На навязчивые вопросы Янаш едва отвечал, с великим уважением к своим дамам.
– Я не знаю почему, – отозвался Яблоновский, – панна мечниковна на меня производит больше впечатления очарованием невинности и простоты, чем наши придворные дамы, выученные искусственному щебетанию и манерам. Она в самом деле опасная, потому что в неё до безумия можно влюбиться.
– Но вы же её только раз видели, – забормотал Янаш грустно.
– Разве не знаете, ваша милость, что любовь обычно приходит не иначе, только с первого взгляда! – воскликнул Яблоновский. – Иная не много стоит.

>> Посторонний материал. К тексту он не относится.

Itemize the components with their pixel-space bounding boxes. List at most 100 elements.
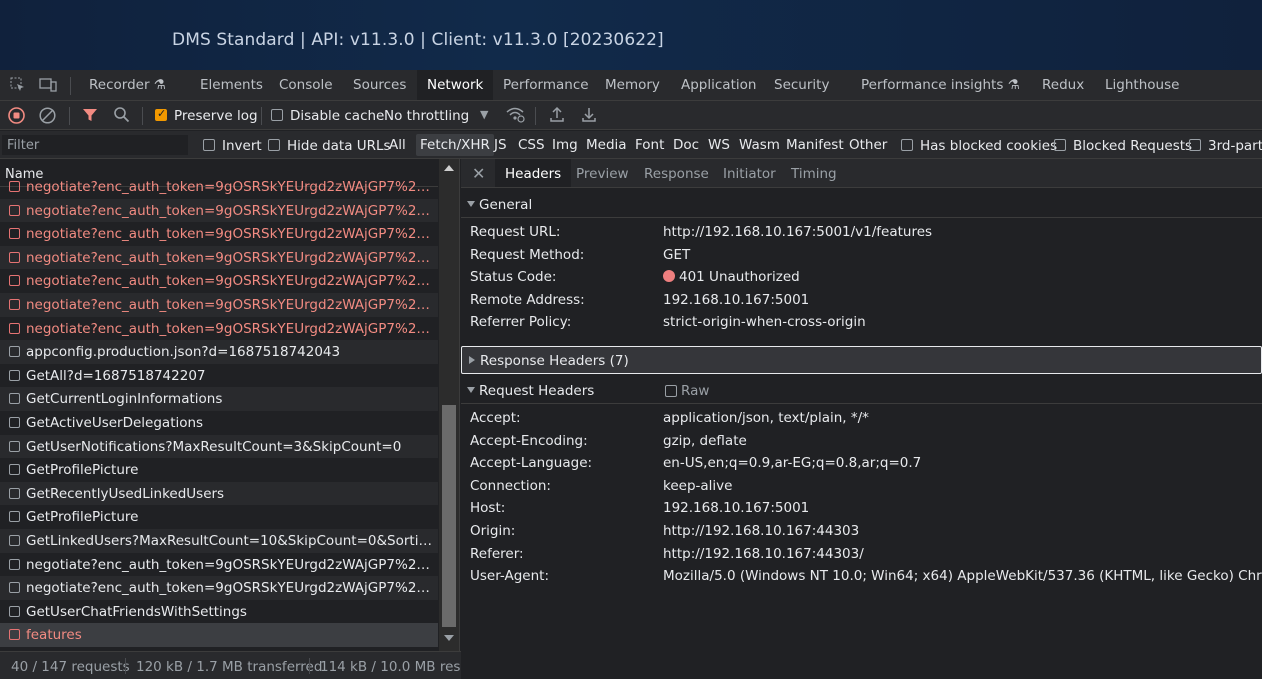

Легкомысленная эта речь вынудила Янаша замолчать; она причиняла ему невыразимые страдания из-за любови к Ядзе, которую, казалось, в его убеждении оскорбляет. Каштеляниц же с человеком, которого принимал за дворового этих дам, не думал слишком взвешивать свои слова: говорил что ему пришло в голову. Ходил по комнатке, иногда заглядывая в зеркальце, напевая и постоянно возвращаясь к изучению отношений, собственности и положения мечника, о котором слышал и знал мало. Янаш, принуждённый отвечать, старался в самых ярких красках обрисовать дом и пана, пытаясь вдохновить к нему самое большое уважение.
Но придворный, который близко тёрся об сенаторов, слушал это довольно равнодушно и всё ему, видно, было мало, потому что тона своего не оставлял.

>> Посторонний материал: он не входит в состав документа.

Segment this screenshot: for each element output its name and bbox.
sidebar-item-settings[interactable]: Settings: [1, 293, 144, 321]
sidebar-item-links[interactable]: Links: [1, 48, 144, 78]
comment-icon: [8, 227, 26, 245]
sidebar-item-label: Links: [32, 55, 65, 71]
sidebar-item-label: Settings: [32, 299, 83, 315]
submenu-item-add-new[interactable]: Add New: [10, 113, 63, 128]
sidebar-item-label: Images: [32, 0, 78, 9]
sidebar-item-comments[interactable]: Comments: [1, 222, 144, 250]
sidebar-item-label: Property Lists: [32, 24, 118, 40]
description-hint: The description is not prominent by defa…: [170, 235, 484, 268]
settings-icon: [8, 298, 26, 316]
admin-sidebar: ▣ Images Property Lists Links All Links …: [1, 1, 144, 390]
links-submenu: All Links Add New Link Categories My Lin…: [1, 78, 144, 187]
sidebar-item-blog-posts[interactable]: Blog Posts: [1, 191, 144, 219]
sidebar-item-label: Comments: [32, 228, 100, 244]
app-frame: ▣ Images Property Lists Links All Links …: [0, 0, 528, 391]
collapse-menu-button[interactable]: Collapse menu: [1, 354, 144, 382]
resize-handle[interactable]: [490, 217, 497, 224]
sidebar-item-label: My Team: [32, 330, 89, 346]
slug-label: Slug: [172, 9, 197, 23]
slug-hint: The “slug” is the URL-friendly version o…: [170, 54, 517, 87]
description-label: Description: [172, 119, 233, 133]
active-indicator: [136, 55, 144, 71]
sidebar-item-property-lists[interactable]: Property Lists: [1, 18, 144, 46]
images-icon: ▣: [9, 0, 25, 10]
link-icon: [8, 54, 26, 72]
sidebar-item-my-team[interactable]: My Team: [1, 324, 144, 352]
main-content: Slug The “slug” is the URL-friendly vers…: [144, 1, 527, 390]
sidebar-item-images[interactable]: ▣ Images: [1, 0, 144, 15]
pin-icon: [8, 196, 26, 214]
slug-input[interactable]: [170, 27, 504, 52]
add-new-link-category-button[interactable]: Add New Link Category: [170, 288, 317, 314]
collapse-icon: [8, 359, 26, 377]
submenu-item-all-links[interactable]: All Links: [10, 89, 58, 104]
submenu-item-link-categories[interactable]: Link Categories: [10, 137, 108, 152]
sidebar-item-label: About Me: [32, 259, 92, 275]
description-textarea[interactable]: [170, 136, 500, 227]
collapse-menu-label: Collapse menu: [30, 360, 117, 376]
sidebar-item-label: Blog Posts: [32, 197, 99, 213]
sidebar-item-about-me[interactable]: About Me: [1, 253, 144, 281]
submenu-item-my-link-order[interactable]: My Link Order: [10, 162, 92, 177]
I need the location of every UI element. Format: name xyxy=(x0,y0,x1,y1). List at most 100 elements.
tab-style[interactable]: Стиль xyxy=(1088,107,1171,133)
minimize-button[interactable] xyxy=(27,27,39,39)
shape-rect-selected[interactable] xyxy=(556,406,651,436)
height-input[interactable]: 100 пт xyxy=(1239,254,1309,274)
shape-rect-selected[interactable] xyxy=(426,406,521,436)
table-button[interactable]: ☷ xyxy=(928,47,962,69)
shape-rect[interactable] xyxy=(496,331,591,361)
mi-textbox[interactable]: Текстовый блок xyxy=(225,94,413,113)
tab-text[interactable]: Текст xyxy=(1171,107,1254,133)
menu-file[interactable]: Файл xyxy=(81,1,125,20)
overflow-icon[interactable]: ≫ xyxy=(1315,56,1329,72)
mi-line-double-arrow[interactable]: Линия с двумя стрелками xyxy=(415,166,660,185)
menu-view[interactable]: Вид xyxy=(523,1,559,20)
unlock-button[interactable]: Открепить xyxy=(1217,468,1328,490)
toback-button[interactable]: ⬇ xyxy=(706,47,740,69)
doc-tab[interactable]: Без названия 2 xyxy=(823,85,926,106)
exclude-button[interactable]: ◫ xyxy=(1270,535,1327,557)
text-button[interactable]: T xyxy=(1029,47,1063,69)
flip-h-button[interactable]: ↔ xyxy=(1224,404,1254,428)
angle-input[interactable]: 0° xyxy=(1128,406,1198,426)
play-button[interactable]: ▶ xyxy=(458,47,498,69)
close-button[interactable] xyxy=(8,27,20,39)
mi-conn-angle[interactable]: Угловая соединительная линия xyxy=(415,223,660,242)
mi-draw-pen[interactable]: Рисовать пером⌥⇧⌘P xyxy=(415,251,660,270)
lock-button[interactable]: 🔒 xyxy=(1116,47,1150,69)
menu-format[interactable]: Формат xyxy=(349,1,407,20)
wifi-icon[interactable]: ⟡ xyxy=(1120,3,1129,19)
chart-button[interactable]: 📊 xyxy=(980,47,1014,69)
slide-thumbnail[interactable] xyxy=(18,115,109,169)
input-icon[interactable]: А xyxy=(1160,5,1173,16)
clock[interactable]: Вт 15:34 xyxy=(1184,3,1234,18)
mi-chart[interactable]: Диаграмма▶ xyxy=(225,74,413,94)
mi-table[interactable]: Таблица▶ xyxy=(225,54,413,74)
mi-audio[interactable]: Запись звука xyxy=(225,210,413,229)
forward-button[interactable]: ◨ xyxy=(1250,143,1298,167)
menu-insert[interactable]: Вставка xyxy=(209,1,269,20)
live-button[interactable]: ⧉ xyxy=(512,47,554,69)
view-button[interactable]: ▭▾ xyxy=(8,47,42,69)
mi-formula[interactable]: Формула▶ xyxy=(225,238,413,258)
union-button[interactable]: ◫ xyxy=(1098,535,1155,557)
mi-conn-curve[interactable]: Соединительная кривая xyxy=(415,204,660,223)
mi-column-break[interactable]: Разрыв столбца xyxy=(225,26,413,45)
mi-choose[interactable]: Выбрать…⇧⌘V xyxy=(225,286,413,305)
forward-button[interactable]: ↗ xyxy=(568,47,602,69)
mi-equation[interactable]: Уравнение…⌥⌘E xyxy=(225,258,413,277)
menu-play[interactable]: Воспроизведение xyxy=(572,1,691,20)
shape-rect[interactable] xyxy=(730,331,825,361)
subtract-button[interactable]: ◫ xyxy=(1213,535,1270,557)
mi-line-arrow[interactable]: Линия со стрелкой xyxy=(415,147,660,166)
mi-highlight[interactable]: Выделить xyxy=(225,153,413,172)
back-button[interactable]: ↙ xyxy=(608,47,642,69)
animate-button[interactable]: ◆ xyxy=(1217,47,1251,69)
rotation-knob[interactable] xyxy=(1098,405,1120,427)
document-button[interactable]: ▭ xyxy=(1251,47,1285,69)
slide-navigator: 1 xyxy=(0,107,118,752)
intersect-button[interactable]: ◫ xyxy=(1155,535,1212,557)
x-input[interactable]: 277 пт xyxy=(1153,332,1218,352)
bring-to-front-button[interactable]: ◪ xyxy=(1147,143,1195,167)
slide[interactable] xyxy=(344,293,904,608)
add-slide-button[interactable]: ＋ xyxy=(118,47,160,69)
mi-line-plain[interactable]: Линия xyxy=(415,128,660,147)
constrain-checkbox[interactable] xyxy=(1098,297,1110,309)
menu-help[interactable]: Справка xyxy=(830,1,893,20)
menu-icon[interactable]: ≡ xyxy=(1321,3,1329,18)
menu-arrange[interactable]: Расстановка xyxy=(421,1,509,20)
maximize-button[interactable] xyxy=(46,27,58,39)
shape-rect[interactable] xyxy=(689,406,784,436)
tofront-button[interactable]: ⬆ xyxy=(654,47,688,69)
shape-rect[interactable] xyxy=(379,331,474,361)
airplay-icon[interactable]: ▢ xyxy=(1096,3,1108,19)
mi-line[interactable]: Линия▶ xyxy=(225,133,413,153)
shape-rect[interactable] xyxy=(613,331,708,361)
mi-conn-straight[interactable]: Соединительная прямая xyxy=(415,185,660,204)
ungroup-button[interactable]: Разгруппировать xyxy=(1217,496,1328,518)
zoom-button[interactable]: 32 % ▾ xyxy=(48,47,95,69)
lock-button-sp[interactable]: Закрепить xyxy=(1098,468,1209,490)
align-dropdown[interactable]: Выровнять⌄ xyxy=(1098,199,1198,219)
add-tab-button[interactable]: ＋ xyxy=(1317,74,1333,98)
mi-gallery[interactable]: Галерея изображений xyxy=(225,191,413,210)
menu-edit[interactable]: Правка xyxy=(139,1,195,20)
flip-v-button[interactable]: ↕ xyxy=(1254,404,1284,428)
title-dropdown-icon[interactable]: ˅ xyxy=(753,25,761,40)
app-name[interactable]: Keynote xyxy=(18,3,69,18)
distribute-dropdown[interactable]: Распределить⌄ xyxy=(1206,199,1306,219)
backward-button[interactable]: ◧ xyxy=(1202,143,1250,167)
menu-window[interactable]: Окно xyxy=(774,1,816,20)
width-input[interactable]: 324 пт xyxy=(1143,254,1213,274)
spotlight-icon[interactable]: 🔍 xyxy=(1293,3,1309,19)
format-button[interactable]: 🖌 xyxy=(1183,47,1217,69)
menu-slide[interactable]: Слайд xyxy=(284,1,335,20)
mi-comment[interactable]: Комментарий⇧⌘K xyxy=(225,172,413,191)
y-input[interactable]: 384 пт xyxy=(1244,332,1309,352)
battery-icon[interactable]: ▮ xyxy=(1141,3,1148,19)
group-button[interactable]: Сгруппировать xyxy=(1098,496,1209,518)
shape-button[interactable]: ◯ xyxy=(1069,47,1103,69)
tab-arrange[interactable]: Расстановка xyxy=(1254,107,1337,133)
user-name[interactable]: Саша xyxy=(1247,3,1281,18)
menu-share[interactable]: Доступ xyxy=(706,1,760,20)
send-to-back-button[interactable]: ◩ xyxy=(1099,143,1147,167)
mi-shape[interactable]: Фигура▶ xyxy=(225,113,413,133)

– Панна как малинка! – сказал он. – Как розочка!
Со своего пребывания в Париже каштеляниц примешивал много французишны. В данный момент она уже, как в письмах Яна III и иных панов, частью заменяла латынь для оснащения странной полчишны. По молчанию Янаша Яблоновский мог бы сделать вывод, что ему этот разговор, должно быть, неприятен – но не хотел об этом догадаться. Награждал это большой заботливостью о больном, которому из доброго сердца сам поправлял подушки, завязывал бинты и воды подавал. Гневаться на него было невозможно и, однако, Янаш чувствовал из-за него травму по причине Ядзи. Не удивлялся бы влюблённый – неприятна ему была придворная его болтовня и разбирание её прелестей, особенно, что каштеляниц о мечниковой не с большим уважением говорить себе позволял.

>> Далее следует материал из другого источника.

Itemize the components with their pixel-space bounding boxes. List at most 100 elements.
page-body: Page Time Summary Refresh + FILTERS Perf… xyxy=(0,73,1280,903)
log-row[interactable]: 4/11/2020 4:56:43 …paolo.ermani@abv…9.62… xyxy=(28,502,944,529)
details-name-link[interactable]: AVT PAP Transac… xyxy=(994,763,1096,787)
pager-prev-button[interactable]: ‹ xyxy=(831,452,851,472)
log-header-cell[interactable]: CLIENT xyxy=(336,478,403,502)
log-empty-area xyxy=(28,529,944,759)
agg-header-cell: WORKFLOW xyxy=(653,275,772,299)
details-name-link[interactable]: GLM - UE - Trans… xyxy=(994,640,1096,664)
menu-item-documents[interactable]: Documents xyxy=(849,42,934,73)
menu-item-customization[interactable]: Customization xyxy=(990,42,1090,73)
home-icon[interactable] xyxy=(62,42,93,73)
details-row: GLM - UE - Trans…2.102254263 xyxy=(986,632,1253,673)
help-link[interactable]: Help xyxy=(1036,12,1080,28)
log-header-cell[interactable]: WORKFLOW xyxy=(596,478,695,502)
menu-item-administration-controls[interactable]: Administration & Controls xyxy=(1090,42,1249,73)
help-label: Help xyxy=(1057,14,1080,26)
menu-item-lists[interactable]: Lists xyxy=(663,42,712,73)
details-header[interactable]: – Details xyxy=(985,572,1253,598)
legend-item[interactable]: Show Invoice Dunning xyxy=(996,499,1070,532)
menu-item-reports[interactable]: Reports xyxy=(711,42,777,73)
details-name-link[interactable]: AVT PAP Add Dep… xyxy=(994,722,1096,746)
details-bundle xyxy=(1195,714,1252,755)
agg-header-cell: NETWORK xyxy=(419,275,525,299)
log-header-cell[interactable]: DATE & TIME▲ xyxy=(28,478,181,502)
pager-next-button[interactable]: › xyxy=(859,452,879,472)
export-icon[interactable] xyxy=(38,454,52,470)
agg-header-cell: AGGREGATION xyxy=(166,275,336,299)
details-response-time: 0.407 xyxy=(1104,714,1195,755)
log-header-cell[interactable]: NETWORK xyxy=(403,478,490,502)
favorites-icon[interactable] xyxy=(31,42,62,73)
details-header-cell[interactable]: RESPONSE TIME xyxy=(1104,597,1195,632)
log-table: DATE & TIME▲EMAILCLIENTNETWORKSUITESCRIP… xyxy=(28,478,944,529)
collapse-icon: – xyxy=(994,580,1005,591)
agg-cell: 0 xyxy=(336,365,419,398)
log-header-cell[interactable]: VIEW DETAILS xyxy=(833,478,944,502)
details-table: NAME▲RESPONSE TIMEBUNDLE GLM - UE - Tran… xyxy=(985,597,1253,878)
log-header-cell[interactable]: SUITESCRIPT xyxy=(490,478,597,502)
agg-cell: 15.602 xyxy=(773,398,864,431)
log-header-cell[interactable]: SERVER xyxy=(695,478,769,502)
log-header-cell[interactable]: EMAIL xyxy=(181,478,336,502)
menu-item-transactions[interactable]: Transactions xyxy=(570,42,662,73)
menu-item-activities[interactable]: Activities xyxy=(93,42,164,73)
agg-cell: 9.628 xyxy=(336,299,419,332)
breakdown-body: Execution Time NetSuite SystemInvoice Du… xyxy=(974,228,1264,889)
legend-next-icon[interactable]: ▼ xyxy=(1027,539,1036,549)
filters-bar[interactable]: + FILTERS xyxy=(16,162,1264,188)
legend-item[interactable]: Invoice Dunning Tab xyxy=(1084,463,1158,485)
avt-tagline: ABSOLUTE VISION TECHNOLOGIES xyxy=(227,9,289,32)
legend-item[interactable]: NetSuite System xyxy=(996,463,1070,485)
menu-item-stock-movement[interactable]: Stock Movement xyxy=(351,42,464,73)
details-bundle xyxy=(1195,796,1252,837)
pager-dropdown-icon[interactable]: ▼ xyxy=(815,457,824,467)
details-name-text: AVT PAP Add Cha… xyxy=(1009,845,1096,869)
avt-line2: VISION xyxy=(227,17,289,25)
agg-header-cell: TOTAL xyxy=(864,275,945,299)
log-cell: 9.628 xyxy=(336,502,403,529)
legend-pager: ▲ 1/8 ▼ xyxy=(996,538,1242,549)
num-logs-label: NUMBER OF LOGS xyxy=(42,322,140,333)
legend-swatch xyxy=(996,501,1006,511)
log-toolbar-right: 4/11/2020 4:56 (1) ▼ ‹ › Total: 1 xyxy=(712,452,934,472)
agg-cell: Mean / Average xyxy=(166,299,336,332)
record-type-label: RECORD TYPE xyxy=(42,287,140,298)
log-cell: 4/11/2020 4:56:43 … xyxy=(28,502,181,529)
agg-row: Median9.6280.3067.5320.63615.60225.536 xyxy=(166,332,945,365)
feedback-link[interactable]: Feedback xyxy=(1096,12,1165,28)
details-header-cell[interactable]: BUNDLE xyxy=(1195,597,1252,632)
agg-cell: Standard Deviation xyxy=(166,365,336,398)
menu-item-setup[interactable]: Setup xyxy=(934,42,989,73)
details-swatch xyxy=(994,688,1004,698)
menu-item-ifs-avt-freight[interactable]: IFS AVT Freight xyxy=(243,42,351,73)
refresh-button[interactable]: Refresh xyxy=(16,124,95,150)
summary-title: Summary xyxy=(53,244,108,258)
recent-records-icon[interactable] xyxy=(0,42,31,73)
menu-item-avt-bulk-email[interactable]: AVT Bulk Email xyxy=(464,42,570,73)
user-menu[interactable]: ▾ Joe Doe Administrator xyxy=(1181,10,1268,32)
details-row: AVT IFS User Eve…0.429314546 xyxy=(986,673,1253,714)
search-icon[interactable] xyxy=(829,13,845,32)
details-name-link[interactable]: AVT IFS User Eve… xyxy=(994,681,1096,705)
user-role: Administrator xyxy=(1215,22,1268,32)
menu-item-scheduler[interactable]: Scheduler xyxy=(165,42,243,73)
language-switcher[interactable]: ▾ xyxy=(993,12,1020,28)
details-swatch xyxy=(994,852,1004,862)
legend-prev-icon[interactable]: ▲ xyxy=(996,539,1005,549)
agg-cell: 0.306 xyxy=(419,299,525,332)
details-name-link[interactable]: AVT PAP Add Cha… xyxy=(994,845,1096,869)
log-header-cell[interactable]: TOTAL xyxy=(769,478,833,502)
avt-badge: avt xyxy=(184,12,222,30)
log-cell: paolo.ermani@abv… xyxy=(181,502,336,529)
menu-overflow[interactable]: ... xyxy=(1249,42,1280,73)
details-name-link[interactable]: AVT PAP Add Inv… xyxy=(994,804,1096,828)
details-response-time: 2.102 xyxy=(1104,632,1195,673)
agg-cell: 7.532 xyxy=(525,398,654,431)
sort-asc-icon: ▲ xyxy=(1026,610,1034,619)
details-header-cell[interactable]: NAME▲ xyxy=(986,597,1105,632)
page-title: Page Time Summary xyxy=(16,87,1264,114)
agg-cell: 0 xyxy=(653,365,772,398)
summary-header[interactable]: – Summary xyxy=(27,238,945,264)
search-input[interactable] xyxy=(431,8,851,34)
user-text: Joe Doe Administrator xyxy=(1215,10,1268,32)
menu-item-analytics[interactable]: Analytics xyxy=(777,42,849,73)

Так прошёл день до вечера.
Наконец, во мраке приступил Яблоновский к обязанностям объезда замка, и Янаш остался один. Он вздохнул свободней. Его глаза медленно закрывались ко сну; он был наедине с собой, чувствовал необходимость в отдыхе, когда дверь медленно подалась и на цыпочках вошла Ядзя.
Корчак в сумраке скорее почувствовал её, чем увидел, и вскочил с подушек.